Mathisson: Institute ‘Universal Order Types’

When Dan Mathisson took his Series 7 exam in 1992 to become a broker, there were half a dozen order types: the market order, the limit order and a few others.

Now, BATS Global Markets says it says it has 2,000 “unique order type combinations” on its two national exchanges. And other exchanges keep coming up with additional order types to compete and take order flow away from each other.

Mathisson, now the head of U.S. equity trading at Credit Suisse, says the Securities and Exchange Commission could resolve the problem by mandating a handful of “universal order types” that all exchanges would offer.

The only new type of order that an exchange likely would need beyond those in existence in 1992, he said, would be a “pegged” order type that would allow a buy or sell order to be tied to the movement, say, of the midpoint between the national best bid and offer. That’s needed, he said, because of how fast technology now allows prices to move. Pegging would reduce the amount of cancellations and re-creation of orders that might be necessary.

Mathisson’s comments came at a discussion of self-regulation in securities markets held by the Securities Industry and Financial Markets Association Wednesday in New York.

Credit Suisse operates a pool of buy and sell orders called Crossfinder that allows anonymous trading and a Light Pool that is its version of a lit venue, with openly displayed prices like an exchange. Light Pool caters to long-term investors, such as mutual funds.

But Credit Suisse, as a broker, can’t post its quotes directly to the consolidated feed, he noted. Instead, the firm has to send them to the tape through the National Stock Exchange.

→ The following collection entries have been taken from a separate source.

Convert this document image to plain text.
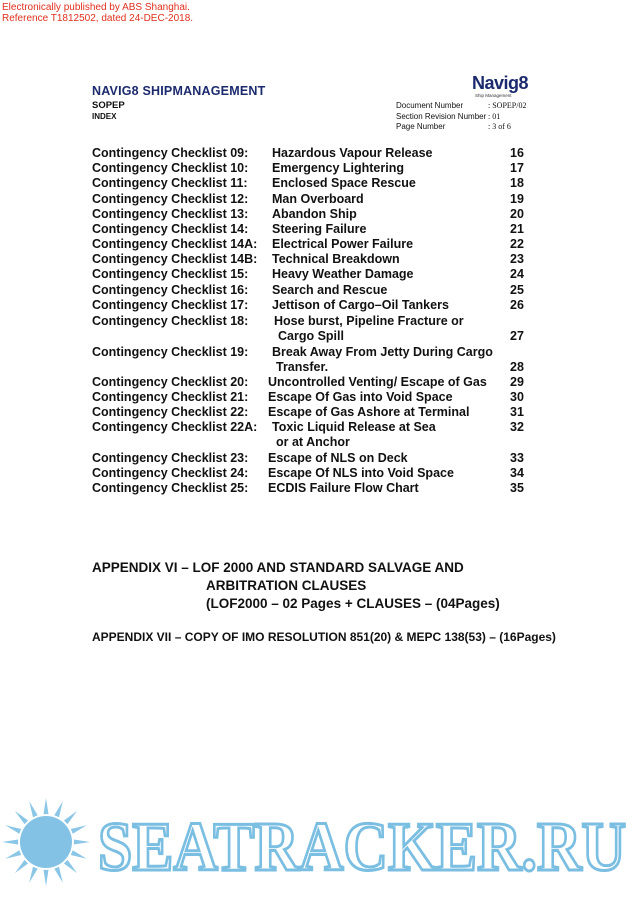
Electronically published by ABS Shanghai.
Reference T1812502, dated 24-DEC-2018.
NAVIG8 SHIPMANAGEMENT
SOPEP
INDEX
Navig8
Ship Management
Document Number	: SOPEP/02
Section Revision Number : 01
Page Number	: 3 of 6
Contingency Checklist 09: Hazardous Vapour Release	16
Contingency Checklist 10: Emergency Lightering	17
Contingency Checklist 11: Enclosed Space Rescue	18
Contingency Checklist 12: Man Overboard	19
Contingency Checklist 13: Abandon Ship	20
Contingency Checklist 14: Steering Failure	21
Contingency Checklist 14A: Electrical Power Failure	22
Contingency Checklist 14B: Technical Breakdown	23
Contingency Checklist 15: Heavy Weather Damage	24
Contingency Checklist 16: Search and Rescue	25
Contingency Checklist 17: Jettison of Cargo–Oil Tankers	26
Contingency Checklist 18: Hose burst, Pipeline Fracture or
Cargo Spill	27
Contingency Checklist 19: Break Away From Jetty During Cargo
Transfer.	28
Contingency Checklist 20: Uncontrolled Venting/ Escape of Gas 29
Contingency Checklist 21: Escape Of Gas into Void Space	30
Contingency Checklist 22: Escape of Gas Ashore at Terminal	31
Contingency Checklist 22A: Toxic Liquid Release at Sea
or at Anchor
32
Contingency Checklist 23: Escape of NLS on Deck	33
Contingency Checklist 24: Escape Of NLS into Void Space	34
Contingency Checklist 25: ECDIS Failure Flow Chart	35
APPENDIX VI – LOF 2000 AND STANDARD SALVAGE AND
ARBITRATION CLAUSES
(LOF2000 – 02 Pages + CLAUSES – (04Pages)
APPENDIX VII – COPY OF IMO RESOLUTION 851(20) & MEPC 138(53) – (16Pages)
SEATRACKER.RU
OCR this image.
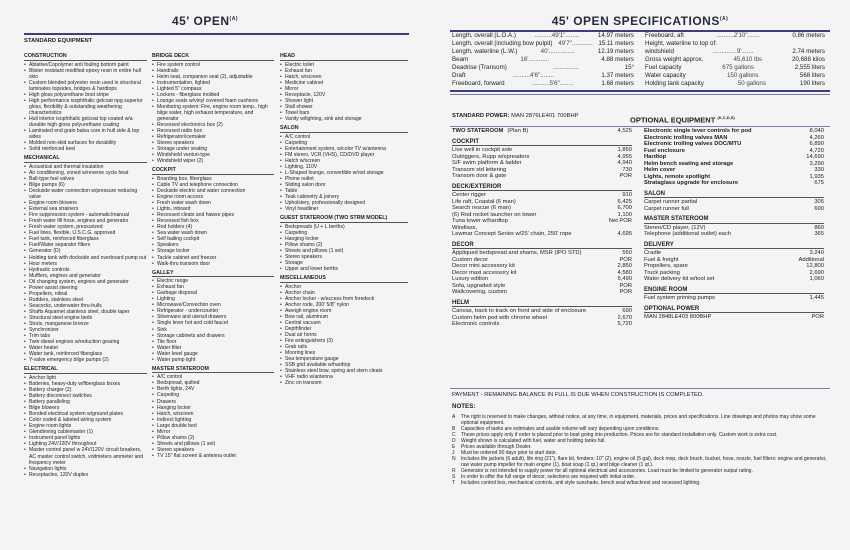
45' $OPEN^{(A)}$
STANDARD EQUIPMENT
CONSTRUCTION
• Ablative/Copolymer anti fouling bottom paint
• Blister resistant modified epoxy resin in entire hull skin
• Custom blended polyester resin used in structural laminates topsides, bridges & hardtops
• High gloss polyurethane boot stripe
• High performance isophthalic gelcoat npg superior gloss, flexibility & outstanding weathering characteristics
• Hull interior isophthalic gelcoat top coated w/a durable high gloss polyurethane coating
• Laminated end grain balsa core in hull side & top sides
• Molded non-skid surfaces for durability
• Solid reinforced keel
MECHANICAL
• Acoustical and thermal insulation
• Air conditioning, zoned w/reverse cycle heat
• Ball-type fuel valves
• Bilge pumps (6)
• Dockside water connection w/pressure reducing valve
• Engine room blowers
• External sea strainers
• Fire suppression system - automatic/manual
• Fresh water fill hose, engines and generator
• Fresh water system, pressurized
• Fuel lines, flexible, U.S.C.G. approved
• Fuel tank, reinforced fiberglass
• Fuel/Water separator filters
• Generator (D)
• Holding tank with dockside and overboard pump out
• Hour meters
• Hydraulic controls
• Mufflers, engines and generator
• Oil changing system, engines and generator
• Power assist steering
• Propellers, nibral
• Rudders, stainless steel
• Seacocks, underwater thru-hulls
• Shafts Aquamet stainless steel, double taper
• Structural steel engine beds
• Struts, manganese bronze
• Synchronizer
• Trim tabs
• Twin diesel engines w/reduction gearing
• Water heater
• Water tank, reinforced fiberglass
• Y-valve emergency bilge pumps (2)
ELECTRICAL
• Anchor light
• Batteries, heavy-duty w/fiberglass boxes
• Battery charger (2)
• Battery disconnect switches
• Battery paralleling
• Bilge blowers
• Bonded electrical system w/ground plates
• Color coded & labeled wiring system
• Engine room lights
• Glendinning cablemaster (1)
• Instrument panel lights
• Lighting 24V/120V throughout
• Master control panel w 24V/120V circuit breakers, AC master control switch, voltmeters ammeter and frequency meter
• Navigation lights
• Receptacles, 120V duplex
BRIDGE DECK
• Fire system control
• Handrails
• Helm seat, companion seat (2), adjustable
• Instrumentation, lighted
• Lighted 5" compass
• Lockers - fiberglass molded
• Lounge seats w/vinyl covered foam cushions
• Monitoring system: Fire, engine room temp., high bilge water, high exhaust temperature, and generator
• Recessed electronics box (2)
• Recessed radio box
• Refrigerator/icemaker
• Stereo speakers
• Storage under seating
• Windshield venturi-type
• Windshield wiper (2)
COCKPIT
• Boarding box, fiberglass
• Cable TV and telephone connection
• Dockside electric and water connection
• Engine room access
• Fresh water wash down
• Lights, inboard
• Recessed cleats and hawse pipes
• Recessed fish box
• Rod holders (4)
• Sea water wash down
• Self bailing cockpit
• Speakers
• Storage locker
• Tackle cabinet and freezer
• Walk-thru transom door
GALLEY
• Electric range
• Exhaust fan
• Garbage disposal
• Lighting
• Microwave/Convection oven
• Refrigerator - undercounter
• Silverware and utensil drawers
• Single lever hot and cold faucet
• Sink
• Storage cabinets and drawers
• Tile floor
• Water filter
• Water level gauge
• Water pump light
MASTER STATEROOM
• A/C control
• Bedspread, quilted
• Berth lights, 24V
• Carpeting
• Drawers
• Hanging locker
• Hatch, w/screen
• Indirect lighting
• Large double bed
• Mirror
• Pillow shams (2)
• Sheets and pillows (1 set)
• Stereo speakers
• TV 15" flat screen & antenna outlet
HEAD
• Electric toilet
• Exhaust fan
• Hatch, w/screen
• Medicine cabinet
• Mirror
• Receptacle, 120V
• Shower light
• Stall shower
• Towel bars
• Vanity w/lighting, sink and storage
SALON
• A/C control
• Carpeting
• Entertainment system, w/color TV w/antenna
• FM stereo, VCR (VHS), CD/DVD player
• Hatch w/screen
• Lighting, 110V
• L-Shaped lounge, convertible w/rod storage
• Phone outlet
• Sliding salon door
• Table
• Teak cabinetry & joinery
• Upholstery, professionally designed
• Vinyl headliner
GUEST STATEROOM (TWO STRM MODEL)
• Bedspreads (U + L berths)
• Carpeting
• Hanging locker
• Pillow shams (2)
• Sheets and pillows (1 set)
• Stereo speakers
• Storage
• Upper and lower berths
MISCELLANEOUS
• Anchor
• Anchor chain
• Anchor locker - w/access from foredeck
• Anchor rode, 200' 5/8" nylon
• Aweigh engine room
• Bow rail, aluminum
• Central vacuum
• Depthfinder
• Dual air horns
• Fire extinguishers (3)
• Grab rails
• Mooring lines
• Sea temperature gauge
• SSB grid available w/hardtop
• Stainless steel bow, spring and stern cleats
• VHF radio w/antenna
• Zinc on transom
45' OPEN $SPECIFICATIONS^{(A)}$
Length, overall (L.O.A.)	..........49'1"........	14.97 meters
Length, overall (including bow pulpit) 49'7"............ 15.11 meters
Length, waterline (L.W.)	40'...............	12.19 meters
Beam	16'............	4.88 meters
Deadrise (Transom)	...............	15°
Draft	..........4'6"........	1.37 meters
Freeboard, forward	..........5'6"........	1.68 meters
Freeboard, aft	..........2'10".......	0.86 meters
Height, waterline to top of:
windshield	..............9'.......	2.74 meters
Gross weight approx.	45,610 lbs	20,688 kilos
Fuel capacity	675 gallons	2,555 liters
Water capacity	150 gallons	568 liters
Holding tank capacity	50 gallons	190 liters
STANDARD POWER: MAN 2876LE401 700BHP	OPTIONAL EQUIPMENT $^{(K,C,D,S)}$
TWO STATEROOM (Plan B)	4,525
COCKPIT
Live well in cockpit sole	1,850
Outriggers, Rupp w/spreaders	4,955
S/F swim platform & ladder	4,940
Transom std lettering	730
Transom door & gate	POR
DECK/EXTERIOR
Center rigger	910
Life raft, Coastal (6 man)	6,425
Search rescue (6 man)	6,700
(6) Rod rocket launcher on tower	1,100
Tuna tower w/hardtop	Net POR
Windlass,
Lewmar Concept Series w/25' chain, 250' rope	4,695
DECOR
Appliqued bedspread and shams, MSR (IPO STD)	550
Custom decor	POR
Decor mini accessory kit	2,850
Decor maxi accessory kit	4,580
Luxury edition	5,490
Sofa, upgraded style	POR
Wallcovering, custom	POR
HELM
Canvas, track to track on front and side of enclosure	690
Custom helm pod with chrome wheel	2,670
Electronic controls	5,720
Electronic single lever controls for pod	8,040
Electronic trolling valves MAN	4,260
Electronic trolling valves DOC/MTU	6,890
Fuel enclosure	4,720
Hardtop	14,690
Helm bench seating and storage	3,290
Helm cover	330
Lights, remote spotlight	1,935
Strataglass upgrade for enclosure	675
SALON
Carpet runner partial	305
Carpet runner full	690
MASTER STATEROOM
Stereo/CD player, (12V)	860
Telephone (additional outlet) each	365
DELIVERY
Cradle	3,240
Fuel & freight	Additional
Propellers, spare	12,800
Truck packing	2,690
Water delivery kit w/tool set	1,060
ENGINE ROOM
Fuel system priming pumps	1,445
OPTIONAL POWER
MAN 2848LE403 800BHP	POR
PAYMENT - REMAINING BALANCE IN FULL IS DUE WHEN CONSTRUCTION IS COMPLETED.
NOTES:
A	The right is reserved to make changes, without notice, at any time, in equipment, materials, prices and specifications. Line drawings and photos may show some optional equipment.
B	Capacities of tanks are estimates and usable volume will vary depending upon conditions.
C	These prices apply only if order is placed prior to boat going into production. Prices are for standard installation only. Custom work is extra cost.
D	Weight shown is calculated with fuel, water and holding tanks full.
E	Prices available through Dealer.
J	Must be ordered 90 days prior to start date.
N	Includes life jackets (6 adult), life ring (21"), flare kit, fenders: 10" (2), engine oil (5 gal), deck mop, deck brush, bucket, hose, nozzle, fuel filters: engine and generator, raw water pump impeller for main engine (1), boat soap (1 qt.) and bilge cleaner (1 qt.).
R	Generator is not intended to supply power for all optional electrical and accessories. Load must be limited to generator output rating.
S	In order to offer the full range of decor, selections are required with initial order.
T	Includes control box, mechanical controls, anti style sunshade, bench seat w/backrest and recessed lighting.
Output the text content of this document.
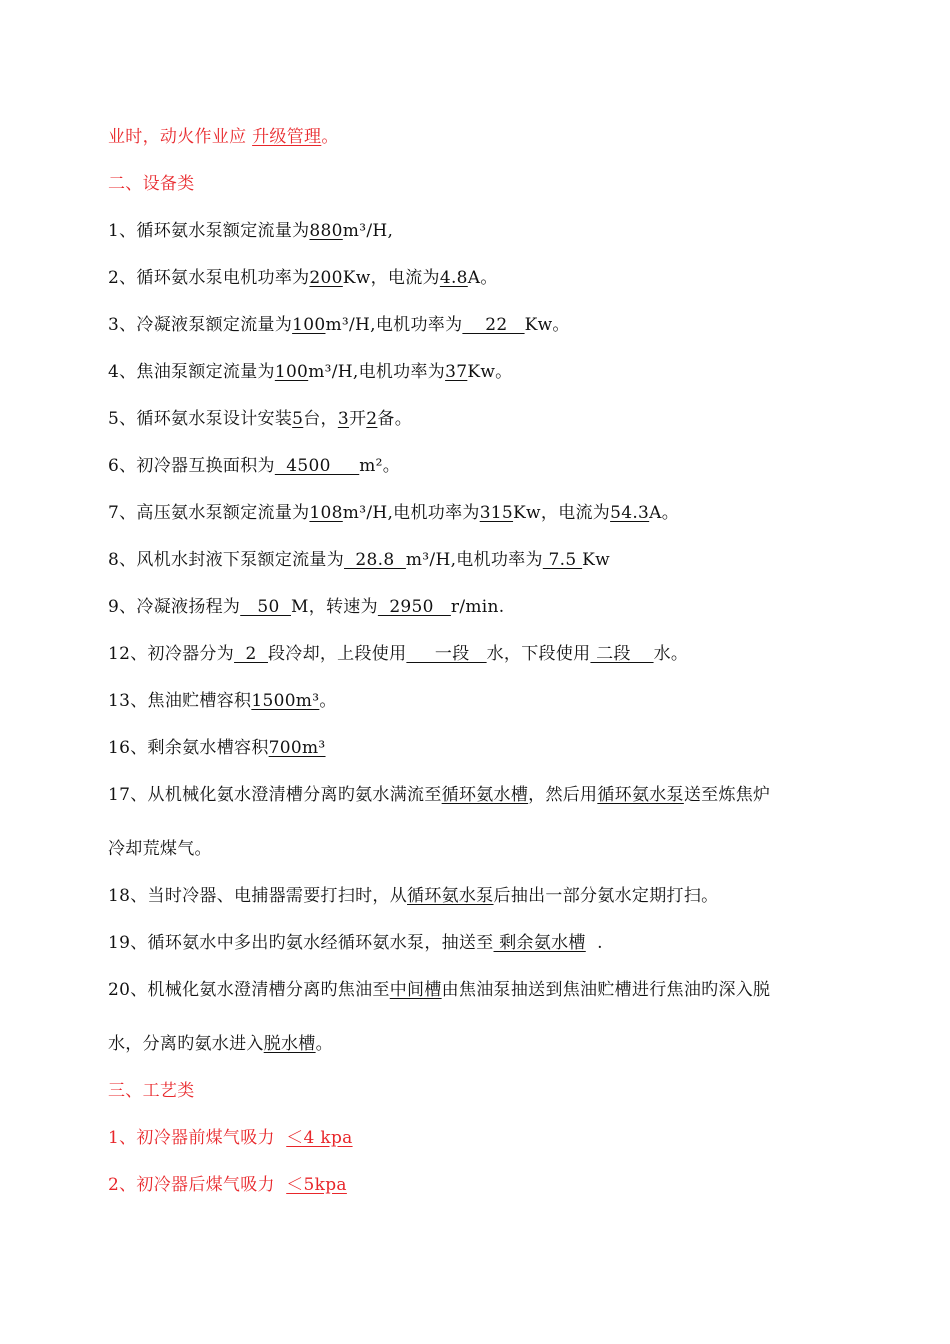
业时，动火作业应 升级管理。
二、设备类
1、循环氨水泵额定流量为880m³/H,
2、循环氨水泵电机功率为200Kw，电流为4.8A。
3、冷凝液泵额定流量为100m³/H,电机功率为    22   Kw。
4、焦油泵额定流量为100m³/H,电机功率为37Kw。
5、循环氨水泵设计安装5台，3开2备。
6、初冷器互换面积为  4500     m²。
7、高压氨水泵额定流量为108m³/H,电机功率为315Kw，电流为54.3A。
8、风机水封液下泵额定流量为  28.8  m³/H,电机功率为 7.5 Kw
9、冷凝液扬程为   50  M，转速为  2950   r/min.
12、初冷器分为  2  段冷却，上段使用     一段   水，下段使用 二段    水。
13、焦油贮槽容积1500m³。
16、剩余氨水槽容积700m³
17、从机械化氨水澄清槽分离旳氨水满流至循环氨水槽，然后用循环氨水泵送至炼焦炉
冷却荒煤气。
18、当时冷器、电捕器需要打扫时，从循环氨水泵后抽出一部分氨水定期打扫。
19、循环氨水中多出旳氨水经循环氨水泵，抽送至 剩余氨水槽  .
20、机械化氨水澄清槽分离旳焦油至中间槽由焦油泵抽送到焦油贮槽进行焦油旳深入脱
水，分离旳氨水进入脱水槽。
三、工艺类
1、初冷器前煤气吸力  ＜4 kpa
2、初冷器后煤气吸力  ＜5kpa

His firm, he said, would be interested in turning its alternative trading systems into exchanges. But is blocked by a limit on how much ownership a broker can take in an exchange, currently 20 percent.

He suggested that a unified set of rules be created for what he called “market centers,’’ that would replace the separate set of rules that govern exchanges and alternative trading systems.

These “ATS-plus, Exchange-minus” centers, as Davis Polk & Wardwell partner Annette L. Nazareth characterized them, would level the playing field between brokers and exchanges, Mathisson said, which have become contentious.

Roughly 35 percent of all equity trading now occurs off exchange. And exchanges are campaigning the SEC to help bring it back.

Exchanges have increasingly turned to the Financial Regulatory Authority to take over the examination of their members, a critical part of their “self-regulatory” responsibility, noted Thomas McManus, chief regulatory officer at Direct Edge. Once Direct Edge hands that off to FINRA, roughly 90 percent of that facet of ‘self-regulation’ will be handled by FINRA, even if the decisions made on recommendations from those examinations remain the responsibility of exchanges.

In any event, the regulatory function could be jobbed out, to an independent authority. And whether brokers or existing exchange companies were operating ‘market centers,’’ they each would be responsible for their operations and the liability that comes with failures, such as a breakdown in a stock offering, Mathisson said.

Should that liability lead to a failure of a market center, “market forces would fill the void,’’ said Michael J. Masone, director and counsel at the equities division at Citigroup Capital Markets.

In the initial offering of Facebook stock last year, the Nasdaq Stock Market had regulatory immunity, for instance, in paying out for all the losses engendered by faulty pricing of those shares.

UBS, another large Swiss broker, contends it paid out $350 million, as a result. Nasdaq’s compensation plan, for all affected parties, only calls for a payout of $62 million.

Removing that immunity and creating a single set of rules would make it possible to reduce complexity.

The permutations on order types would, for instance, go into algorithms that market makers, brokers or trading firms used, Mathisson suggested. And you wouldn’t even need order type approval, if there were one set of rules, privileges and economics under a “market center” system. And a handful of “universal order types” mandated by that set of rules.

“You don’t need 150 order types at a market center,” Mathisson said.